Luckily for its swashbuckling title characters, a tomboy named Sabine arrives to save the day in Ken Ludwig's 2006 adaptation of "The Three Musketeers" playing Feb. 14 through March 1 at Lambert Hall, 1703 Heights Blvd.

"It will take you back to days of yore," said Sam Sigman, who directed the UpStage Theatre production. "It's got a little bit of everything - laughs, swordplay, a death scene."

"I think every boy growing up wanted to be a musketeer," said Sigman, 52, a Tyler native who lives in the Fondren Southwest neighborhood and works as distribution manager for a magazine.

"I had all different shapes of sticks - some were daggers, some were swords - so one day I would be a musketeer and the next day would be World War II," he said.

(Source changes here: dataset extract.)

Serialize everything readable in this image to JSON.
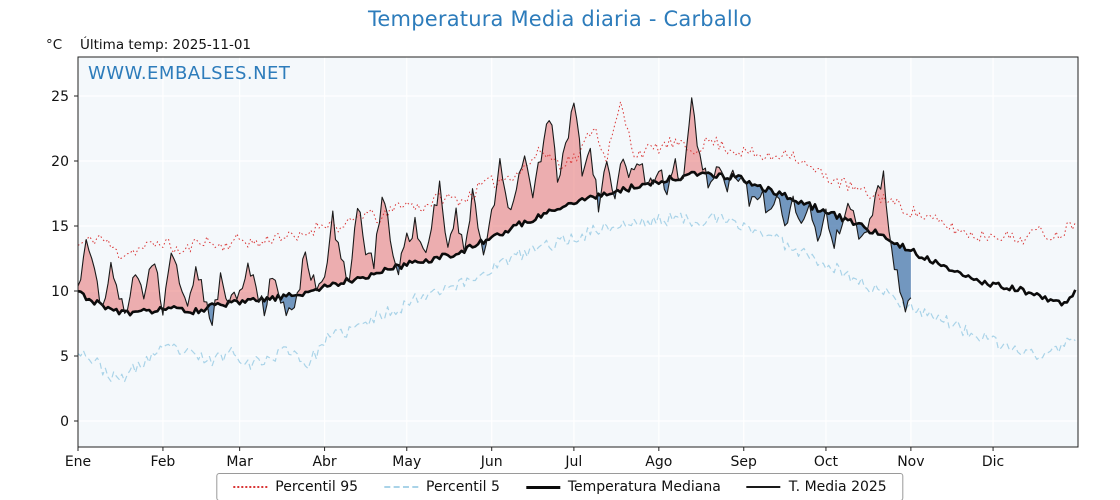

The cast has been rehearsing since Jan. 20 in an industrial park in Stafford, working with a fight choreographer, John Zipay of Friendswood, who also plays the father in the show. Zipay, who works at NASA, also taught fight choreography to actors in UpStage Theatre productions of Shakespeare's "Much Ado About Nothing" and "Romeo and Juliet," as well as Ludwig's 1995 comedy hit "Moon Over Buffalo."

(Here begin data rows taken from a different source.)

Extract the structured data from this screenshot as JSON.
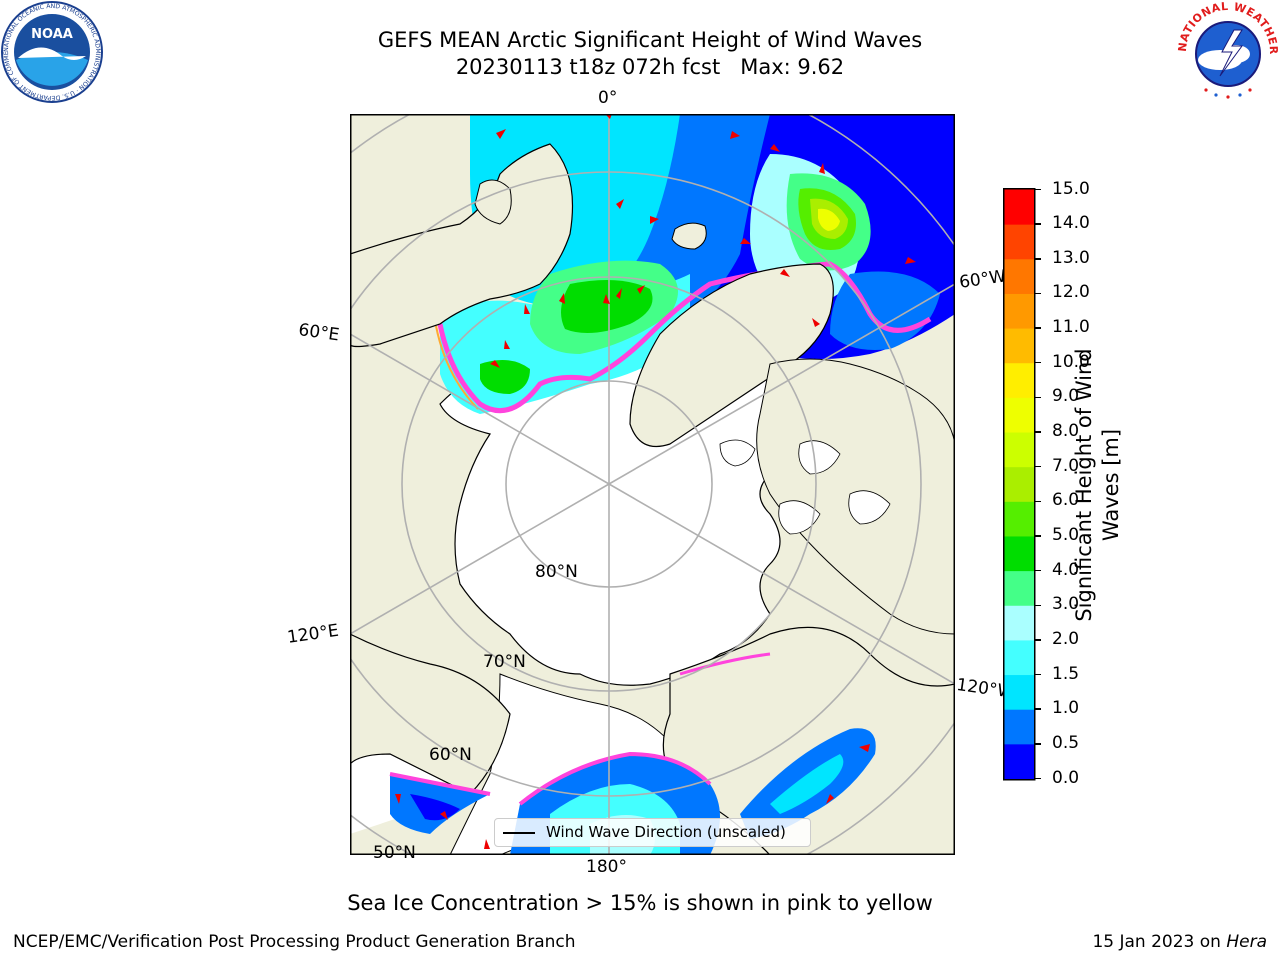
{
  "header": {
    "title_line1": "GEFS MEAN Arctic Significant Height of Wind Waves",
    "title_line2": "20230113 t18z 072h fcst   Max: 9.62"
  },
  "logos": {
    "noaa_text": "NOAA",
    "noaa_ring_text": "NATIONAL OCEANIC AND ATMOSPHERIC ADMINISTRATION · U.S. DEPARTMENT OF COMMERCE ·",
    "nws_ring_text": "NATIONAL WEATHER SERVICE"
  },
  "map": {
    "labels": {
      "lon_0": "0°",
      "lon_60w": "60°W",
      "lon_60e": "60°E",
      "lon_120e": "120°E",
      "lon_120w": "120°W",
      "lon_180": "180°",
      "lat_80": "80°N",
      "lat_70": "70°N",
      "lat_60": "60°N",
      "lat_50": "50°N"
    },
    "legend_label": "Wind Wave Direction (unscaled)",
    "colors": {
      "land": "#efefdc",
      "ice_edge": "#ff44dd",
      "grid": "#b0b0b0",
      "arrow": "#ee0000"
    }
  },
  "colorbar": {
    "label_line1": "Significant Height of Wind",
    "label_line2": "Waves [m]",
    "ticks": [
      "0.0",
      "0.5",
      "1.0",
      "1.5",
      "2.0",
      "3.0",
      "4.0",
      "5.0",
      "6.0",
      "7.0",
      "8.0",
      "9.0",
      "10.0",
      "11.0",
      "12.0",
      "13.0",
      "14.0",
      "15.0"
    ],
    "colors": [
      "#0000ff",
      "#0077ff",
      "#00e5ff",
      "#44ffff",
      "#aaffff",
      "#44ff88",
      "#00dd00",
      "#55ee00",
      "#aaee00",
      "#ccff00",
      "#eeff00",
      "#ffee00",
      "#ffbb00",
      "#ff9900",
      "#ff7700",
      "#ff4400",
      "#ff0000"
    ]
  },
  "caption": "Sea Ice Concentration > 15% is shown in pink to yellow",
  "footer": {
    "left": "NCEP/EMC/Verification Post Processing Product Generation Branch",
    "right_prefix": "15 Jan 2023 on ",
    "right_machine": "Hera"
  }
}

Ludwig also wrote the 1989 Broadway hit "Lend Me a Tenor" and the book for "Crazy for You," which won the Tony Award for best musical in 1992.

This adaptation of the Alexander Dumas classic was commissioned in 2006 by the Bristol Old Vic in England.

"I've read the book and seen all the films, I think, except for the 2011 version, and the closest film to this was the 1973 version," Sigman said. "It feels like Ken Ludwig got his inspiration from that version."T

he theater's website sums up the plot: "d'Artagnan is accompanied by his sister Sabine as he travels to Paris to join the musketeers and ends up finding true love (Constance), deception (Milady), enmity (Rochefort) and enduring friendship (Aramis, Athos and Porthos)."

Among the cast members are Aaron Echegaray of Montrose as d'Artagnan, Cassandra Randall as Sabine, Bailey Hampton as Constance, Shandi Gomez as Milady and John Patterson as Rochefort.

The title characters are played by Brian Heaton as Aramis, assistant director Rick Evans as Athos and UpStage Theatre's artistic director Sean K. Thompson as Porthos.

"We have an amazing set that was designed by Rachel Smith of Opera in the Heights and we're dressing it," Sigman added. "Volunteers have been working on the costumes since last June."

Like all shows at UpStage Theatre, this one is "family friendly," he said.

"It's for kids of all ages and the excitement will hold onto younger audiences' attention."